In conclusion: I love Jemisin and so should you.

8 Comments

  • Kelly McCarty March 6, 2019 at 1:03 am

    I’m so excited that I’ve actually done my homework and finished this book. This was my first experience with N.K. Jemisin and I’m hooked. I definitely plan to read her longer works when I have time. I did wish that the collection had been pared down a little because this could have the best short story collection I’ve ever read but there were some stories that I thought were duds.

    One of my favorites was “Red Dirt Witch” in which the mother sacrifices herself to the fairies for her daughter and to bring about civil rights for African-Americans. I loved it partially because a black man becoming President was once as far-fetched as any science fiction. I also loved the story about Hurricane Katrina, “Sinners, Saints, Dragons and Haints, in the City Beneath the Still Waters” for the great title and Tookie’s struggle to be a better person and “The Storyteller’s Replacement” for the haunting coldness of the dragon daughters. I also liked how Jemisin incorporated the love of food and cooking into a few of the stories. When I read “Cuisine de Memoires,” about the restaurant that can produce any meal from history or your memories, I wanted a whole book in that universe and for that restaurant to be real. I want one of my late grandmother’s Sunday dinners again–chicken, potato salad, butter beans, squash with potatoes, angel biscuits, sweet tea, and pound cake. Most of the vegetables came from my grandfather’s garden. I can make those recipes but it’s not the same.

    Reply
    • Merrin March 11, 2019 at 3:33 pm

      Yesssss I loved all of those as well.
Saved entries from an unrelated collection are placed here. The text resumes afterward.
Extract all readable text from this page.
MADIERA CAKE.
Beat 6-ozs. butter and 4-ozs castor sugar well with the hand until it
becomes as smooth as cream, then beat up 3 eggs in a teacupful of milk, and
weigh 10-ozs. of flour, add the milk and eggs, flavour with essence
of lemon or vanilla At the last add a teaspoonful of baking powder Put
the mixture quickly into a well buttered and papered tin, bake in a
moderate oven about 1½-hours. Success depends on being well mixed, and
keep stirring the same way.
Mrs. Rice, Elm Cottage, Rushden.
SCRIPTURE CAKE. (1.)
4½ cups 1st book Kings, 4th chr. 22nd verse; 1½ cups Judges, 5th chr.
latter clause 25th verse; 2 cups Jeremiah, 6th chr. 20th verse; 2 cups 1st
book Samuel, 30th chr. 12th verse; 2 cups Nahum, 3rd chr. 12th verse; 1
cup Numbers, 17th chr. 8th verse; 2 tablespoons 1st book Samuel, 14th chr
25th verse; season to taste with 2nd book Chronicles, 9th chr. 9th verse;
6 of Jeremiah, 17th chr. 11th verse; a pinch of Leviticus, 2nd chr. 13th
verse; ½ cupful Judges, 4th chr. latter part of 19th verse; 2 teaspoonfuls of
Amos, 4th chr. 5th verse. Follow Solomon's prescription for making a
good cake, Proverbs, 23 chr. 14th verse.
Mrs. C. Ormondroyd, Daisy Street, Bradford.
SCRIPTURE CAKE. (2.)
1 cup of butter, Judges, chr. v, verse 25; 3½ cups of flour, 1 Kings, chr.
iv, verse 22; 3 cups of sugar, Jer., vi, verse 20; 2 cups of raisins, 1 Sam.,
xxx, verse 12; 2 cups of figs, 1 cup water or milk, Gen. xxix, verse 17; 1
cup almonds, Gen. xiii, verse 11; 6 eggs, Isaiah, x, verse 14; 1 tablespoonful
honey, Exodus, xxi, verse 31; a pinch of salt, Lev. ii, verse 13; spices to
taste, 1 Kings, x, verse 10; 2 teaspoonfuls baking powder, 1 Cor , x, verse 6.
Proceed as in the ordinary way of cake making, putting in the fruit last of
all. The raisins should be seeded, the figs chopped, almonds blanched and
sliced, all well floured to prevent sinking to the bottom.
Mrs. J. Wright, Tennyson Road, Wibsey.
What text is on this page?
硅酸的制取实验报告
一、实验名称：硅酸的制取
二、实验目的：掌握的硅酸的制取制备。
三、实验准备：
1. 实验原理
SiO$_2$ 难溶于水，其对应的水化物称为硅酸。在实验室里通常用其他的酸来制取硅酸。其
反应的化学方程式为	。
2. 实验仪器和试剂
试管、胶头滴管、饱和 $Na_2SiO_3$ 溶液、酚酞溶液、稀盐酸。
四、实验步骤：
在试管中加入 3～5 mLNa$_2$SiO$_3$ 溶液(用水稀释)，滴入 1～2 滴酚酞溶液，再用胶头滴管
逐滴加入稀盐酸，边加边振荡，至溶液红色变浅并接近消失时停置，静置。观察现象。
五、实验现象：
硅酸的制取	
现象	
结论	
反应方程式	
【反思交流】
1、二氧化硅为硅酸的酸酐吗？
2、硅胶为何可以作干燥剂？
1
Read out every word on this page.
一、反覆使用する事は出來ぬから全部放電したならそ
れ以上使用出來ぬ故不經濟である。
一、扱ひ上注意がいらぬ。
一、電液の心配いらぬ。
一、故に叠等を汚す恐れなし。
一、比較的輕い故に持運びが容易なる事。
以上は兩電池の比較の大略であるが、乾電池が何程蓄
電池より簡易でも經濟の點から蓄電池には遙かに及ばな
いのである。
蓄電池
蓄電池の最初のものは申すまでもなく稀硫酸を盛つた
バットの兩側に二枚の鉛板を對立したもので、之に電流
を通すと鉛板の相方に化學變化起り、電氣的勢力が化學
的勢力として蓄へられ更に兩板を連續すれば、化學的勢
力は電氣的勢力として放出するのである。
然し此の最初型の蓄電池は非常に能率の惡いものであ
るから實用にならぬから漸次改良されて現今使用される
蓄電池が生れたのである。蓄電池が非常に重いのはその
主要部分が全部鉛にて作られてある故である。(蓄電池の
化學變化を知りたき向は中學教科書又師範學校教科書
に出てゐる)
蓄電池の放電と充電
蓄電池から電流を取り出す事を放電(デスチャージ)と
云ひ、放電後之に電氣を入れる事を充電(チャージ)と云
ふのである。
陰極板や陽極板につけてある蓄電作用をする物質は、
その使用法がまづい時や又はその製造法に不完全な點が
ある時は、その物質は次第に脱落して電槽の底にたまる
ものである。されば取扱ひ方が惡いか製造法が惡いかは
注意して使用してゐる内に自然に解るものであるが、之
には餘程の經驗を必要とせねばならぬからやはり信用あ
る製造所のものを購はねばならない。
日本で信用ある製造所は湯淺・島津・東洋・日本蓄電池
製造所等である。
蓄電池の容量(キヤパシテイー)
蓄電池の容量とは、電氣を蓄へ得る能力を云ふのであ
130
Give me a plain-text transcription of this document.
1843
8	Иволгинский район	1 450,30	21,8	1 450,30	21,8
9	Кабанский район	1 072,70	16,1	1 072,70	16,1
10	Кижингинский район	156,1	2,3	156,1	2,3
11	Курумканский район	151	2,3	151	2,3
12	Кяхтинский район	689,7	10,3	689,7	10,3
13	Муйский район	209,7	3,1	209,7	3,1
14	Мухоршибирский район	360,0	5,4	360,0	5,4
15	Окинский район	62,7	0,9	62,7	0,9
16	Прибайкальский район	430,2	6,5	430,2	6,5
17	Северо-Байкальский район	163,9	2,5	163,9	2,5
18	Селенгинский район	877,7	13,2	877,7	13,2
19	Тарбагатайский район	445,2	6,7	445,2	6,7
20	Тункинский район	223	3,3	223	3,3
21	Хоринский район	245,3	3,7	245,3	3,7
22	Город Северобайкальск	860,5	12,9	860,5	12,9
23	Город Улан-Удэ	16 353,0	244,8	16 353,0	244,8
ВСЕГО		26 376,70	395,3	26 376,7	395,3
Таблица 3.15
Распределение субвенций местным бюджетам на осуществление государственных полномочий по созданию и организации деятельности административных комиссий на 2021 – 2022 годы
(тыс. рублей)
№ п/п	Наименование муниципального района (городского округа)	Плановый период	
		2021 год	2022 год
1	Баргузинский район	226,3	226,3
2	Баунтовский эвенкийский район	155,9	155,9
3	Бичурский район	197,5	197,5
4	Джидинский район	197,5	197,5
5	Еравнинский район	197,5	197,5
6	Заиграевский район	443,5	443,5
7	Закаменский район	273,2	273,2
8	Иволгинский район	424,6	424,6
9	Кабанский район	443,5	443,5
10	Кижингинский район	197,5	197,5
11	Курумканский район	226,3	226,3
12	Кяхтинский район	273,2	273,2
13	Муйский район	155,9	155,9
      Regarding the length, I get why The City Born Great was included, but at novella length and, like, previously released all by itself, I think it could have been left out.

      Reply
  • Casey Price March 8, 2019 at 12:58 am

    I’m still working my way through, but holy cats. I get it now, and I might have to follow in your “READ ALL OF THE WORDS” project that you’ve been working on for the last year. Amazing.

    Reply
    • Merrin March 11, 2019 at 3:33 pm

      HIGHLY RECOMMENDED. I still haven’t finished the last one, obviously, but man all of her stuff is so good, even the Mass Effect Andromeda tie in!

      Reply
  • stfg March 10, 2019 at 1:12 am

    I’ve been an NK Jemisin fan for a while now, and I was not expecting to do anything other that love this book. I’ve read some of the stories before, but it’s always good to get a combo of new stories plus old stories to re-read. I find it difficult to review a book of short stories, though.

    Reply
    • Merrin March 11, 2019 at 3:34 pm

      Yeah, it was hard to know which ones to pick out to highlight. Which ones stuck with you this time through?

      Reply
  • Shara White March 10, 2019 at 9:30 am

    I also actually finished reading this one time! I had a moment in the first story where finishing was in question… but kudos to Jemisin for not only nailing Le Guin’s voice (at least, in the first part; also, mind you, I love Le Guin’s fiction, but I have to be IN THE MOOD for her fiction), but for turning it on its head and making me pay attention. From that point on, it was hard to put the collection down. I don’t think I was disappointed by a single story. It also reminded me that I absolutely need to finish the other Dreamblood book, as well as finish the Broken Earth trilogy. I always love what I read of Jemisin’s work. I hate that I’m so behind on her books.

    Reply
    • Merrin March 11, 2019 at 3:35 pm

      Man this past year, each time I read a new work by her I questioned why I took so long to read ANY of them. They’ve been out for years!! I could have been emotionally compromising myself all along!!!